Right now i subclass during form creation:

procedure TForm1.FormCreate(Sender: TObject);
begin
   FOldPanel1WindowProc := Panel1.WindowProc;
   Panel1.WindowProc := Panel1WindowProc;
end;

and i restore the subclassing during form destruction:

procedure TForm1.FormDestroy(Sender: TObject);
begin
   Panel1.WindowProc := FOldPanel1WindowProc;
end;

This works fine, as long as i don't use ThemeManager, which subclasses controls itself. As soon as a try to subclass a control that ThemeManager also sub-classes, i get very nasty errors.

i assume it's becuase i should not start the subclass during Create and restore it during Destroy. So what is the properly documented time to subclass and unsubclass a control in Delphi?

+2  A: 

It's not clear from your question but I assume you get the errors when you're trying to restore the old window procedure in the form's OnDestroy event handler.

ThemeManager reverts its subclassing when processing WM_DESTROY for a control. Therefore you probably have to do the same: watch for WM_DESTROY in your new window procedure and revert your subclassing first, then call the old window procedure (and let ThemeManager do the same thing).

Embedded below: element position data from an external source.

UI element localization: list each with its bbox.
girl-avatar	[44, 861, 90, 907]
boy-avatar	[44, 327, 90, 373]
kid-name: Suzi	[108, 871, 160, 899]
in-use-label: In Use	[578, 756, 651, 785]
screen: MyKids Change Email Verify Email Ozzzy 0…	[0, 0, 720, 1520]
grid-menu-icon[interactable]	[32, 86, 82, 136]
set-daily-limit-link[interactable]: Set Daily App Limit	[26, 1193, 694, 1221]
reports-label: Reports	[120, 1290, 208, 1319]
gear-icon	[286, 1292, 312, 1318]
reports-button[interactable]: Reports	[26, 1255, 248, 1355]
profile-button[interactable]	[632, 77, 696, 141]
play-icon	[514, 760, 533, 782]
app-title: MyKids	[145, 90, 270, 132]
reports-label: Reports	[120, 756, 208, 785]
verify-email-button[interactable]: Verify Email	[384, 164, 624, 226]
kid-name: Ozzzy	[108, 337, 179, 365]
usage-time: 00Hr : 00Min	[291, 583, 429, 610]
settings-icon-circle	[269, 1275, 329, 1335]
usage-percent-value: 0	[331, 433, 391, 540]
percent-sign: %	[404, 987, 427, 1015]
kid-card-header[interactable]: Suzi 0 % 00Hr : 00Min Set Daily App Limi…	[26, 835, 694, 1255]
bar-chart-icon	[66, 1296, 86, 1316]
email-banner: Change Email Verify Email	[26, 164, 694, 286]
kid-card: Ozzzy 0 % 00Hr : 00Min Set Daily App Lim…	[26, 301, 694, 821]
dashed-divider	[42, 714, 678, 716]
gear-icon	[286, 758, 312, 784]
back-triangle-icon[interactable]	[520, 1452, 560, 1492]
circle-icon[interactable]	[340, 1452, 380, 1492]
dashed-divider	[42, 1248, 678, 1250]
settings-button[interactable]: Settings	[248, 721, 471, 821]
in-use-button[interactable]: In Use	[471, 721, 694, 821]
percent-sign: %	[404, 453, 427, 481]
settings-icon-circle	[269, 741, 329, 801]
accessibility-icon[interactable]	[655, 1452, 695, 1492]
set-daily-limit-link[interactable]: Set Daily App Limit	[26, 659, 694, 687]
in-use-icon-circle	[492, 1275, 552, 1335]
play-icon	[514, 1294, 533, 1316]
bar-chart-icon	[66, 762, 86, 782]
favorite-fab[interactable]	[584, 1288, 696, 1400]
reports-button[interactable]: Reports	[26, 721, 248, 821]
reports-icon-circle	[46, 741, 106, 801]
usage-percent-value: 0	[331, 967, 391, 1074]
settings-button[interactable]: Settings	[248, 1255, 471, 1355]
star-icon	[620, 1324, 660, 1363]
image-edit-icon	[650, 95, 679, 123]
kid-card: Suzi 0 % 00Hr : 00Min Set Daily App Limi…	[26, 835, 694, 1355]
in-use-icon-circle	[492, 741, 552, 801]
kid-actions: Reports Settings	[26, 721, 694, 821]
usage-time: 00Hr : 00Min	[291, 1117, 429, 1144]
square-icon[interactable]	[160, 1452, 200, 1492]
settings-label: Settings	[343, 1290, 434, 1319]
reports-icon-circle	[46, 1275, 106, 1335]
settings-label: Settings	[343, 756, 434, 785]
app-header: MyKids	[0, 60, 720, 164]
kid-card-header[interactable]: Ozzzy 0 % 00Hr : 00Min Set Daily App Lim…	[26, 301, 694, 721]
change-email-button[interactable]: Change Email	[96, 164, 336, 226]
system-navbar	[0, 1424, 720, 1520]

I haven't tested this but I think it should work.

TOndrej
You are right. More investigation shows that it *is* an ordering issue. Order of events now: 1. FormCreate (my sublcass) 2. ThemeManager subclass 3. FormDestroy (my unsubclass) 4. ThemeManager unsubclass. Since my subclass happens before ThemeManager's i need to unsubclass after; or i need to make ThemeManager subclass before my FormCreate.
Ian Boyd
Your solution worked. Having the sub-class handle the WM_DESTROY, and restore the original sub-class at that time fixes an error. i also found some undocumented methods in the TThemeManager (RegisterListener, UnregisterListener), which basically give you a WindowProc hook - just like a subclass.Marked as answer.